There's something that Intel calls, IIRC, "Verified Boot" that tries to prevent someone with an in-system programmer or desoldering skills from changing the flash, but that has nothing to do with the Management Engine either.
And FOSS users don't need to purchase any license from anyone. They can use a tool like Linux Foundation's PreLoader or Red Hat's shim (open source but awkward to modify because you need the signed binary to boot on a stock system) to boot anything they like. No negotiations, no license, no communication with MS at all.
> I dislike the mandatory use of these features as much as the next nerd, but this is inaccurate FUD. Secure Boot is a code in flash that checks the signature of whatever you try to boot against some rather complicated policy. It's regular code and would work more or less the same on any platform that runs machine code off of ROM or flash.
"Regular code" doesn't mean it's not proprietary, and doesn't mean that it's not concerning for free software users.
> And FOSS users don't need to purchase any license from anyone. They can use a tool like Linux Foundation's PreLoader or Red Hat's shim (open source but awkward to modify because you need the signed binary to boot on a stock system) to boot anything they like. No negotiations, no license, no communication with MS at all.

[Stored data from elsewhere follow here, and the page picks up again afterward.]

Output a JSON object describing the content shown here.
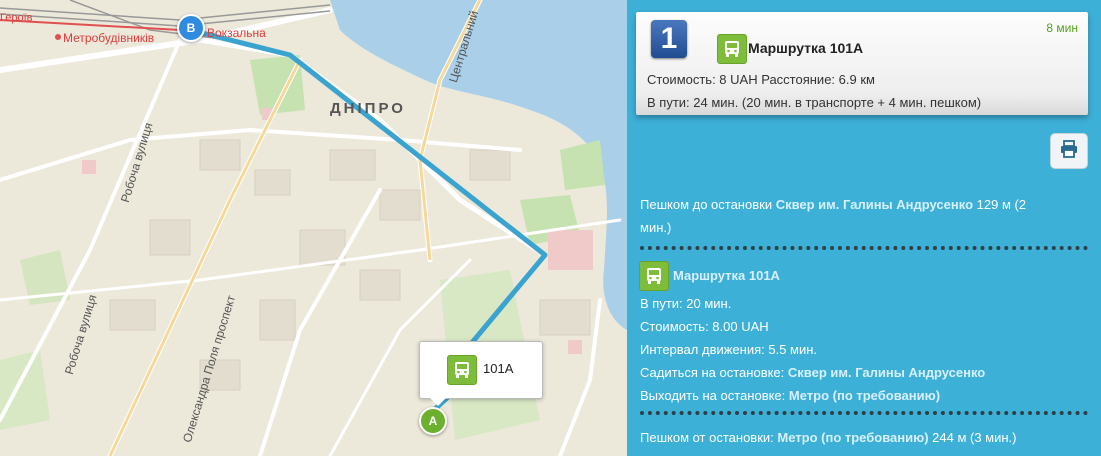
{
  "map": {
    "city_label": "ДНІПРО",
    "metro_label": "Метробудівників",
    "station_label": "Вокзальна",
    "top_left_fragment": "Героїв",
    "streets": {
      "central": "Центральний",
      "robocha_1": "Робоча вулиця",
      "robocha_2": "Робоча вулиця",
      "pola": "Олександра Поля проспект"
    },
    "marker_start": "A",
    "marker_end": "B",
    "popup_label": "101А",
    "route_color": "#3aa3cf"
  },
  "route_card": {
    "number": "1",
    "title": "Маршрутка 101А",
    "duration": "8 мин",
    "cost_line": "Стоимость: 8 UAH Расстояние: 6.9 км",
    "time_line": "В пути: 24 мин. (20 мин. в транспорте + 4 мин. пешком)"
  },
  "print_icon": "printer-icon",
  "steps": {
    "walk_to": {
      "prefix": "Пешком до остановки ",
      "stop": "Сквер им. Галины Андрусенко",
      "suffix_1": " 129 м (2",
      "suffix_2": "мин.)"
    },
    "ride": {
      "title": "Маршрутка 101А",
      "in_transit": "В пути: 20 мин.",
      "cost": "Стоимость: 8.00 UAH",
      "interval": "Интервал движения: 5.5 мин.",
      "board_prefix": "Садиться на остановке: ",
      "board_stop": "Сквер им. Галины Андрусенко",
      "exit_prefix": "Выходить на остановке: ",
      "exit_stop": "Метро (по требованию)"
    },
    "walk_from": {
      "prefix": "Пешком от остановки: ",
      "stop": "Метро (по требованию)",
      "suffix": " 244 м (3 мин.)"
    }
  },
  "colors": {
    "panel": "#3db0d8",
    "accent_green": "#7dbd3a",
    "badge_blue": "#2f5fa8"
  }
}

Those preloaders are signed by Microsoft. While it is a good hack for distributions at the moment, it doesn't mean that Microsoft is no longer in the loop. They still have an incredibly worrying amount of control over what can run on modern hardware.
Which has essentially nothing to do with the article and isn't even Intel's fault in any meaningful sense.
That is the end-result, yes, but that wasn't the purpose: the purpose was to allow companies to keep track of their laptops--to remotely push out firmware updates, to inventory the hardware/asset list, etc. It was a convenience feature, essentially.
Of course, the end-result, as stated, is that you've got a complete black-box second processor that can do whatever it wants, even when your device is off.
Of course the government wants this capability to access anyone's system, so I assume nothing will be done. This has to be one of the worst things that has happened in the history of computing.
EDIT: Handy for CBP use, I imagine.
https://www.fsf.org/blogs/community/active-management-techno...
Canonical presentation: REcon 2014 - Intel Management Engine Secrets (Igor Skochinsky) https://www.youtube.com/watch?v=4kCICUPc9_8
Decoding ME firmware in BIOS updates until Skylake (2015): http://io.netgarage.org/me/
> Secure Boot, which even now requires FOSS users to purchase a license from Microsoft to boot FOSS on affected machines that lack an appropriate Secure Boot override.
I recently installed rEFInd from source by using a self-singed certificate (signed the binary using it and enrolled the key into the EFI using mokutil) and it worked. I certainly didn't have to pay MS. I do know that rEFInd provides a key of their own (using the distro's shim) that obviously has trust rooted at MS.
Not that I wouldn't like a world with no more blobs (or at least reproducible-build signed blobs). But I use a ton of software I don't have time to review. Why is solving this more important than, say, looking for RPC holes in docker?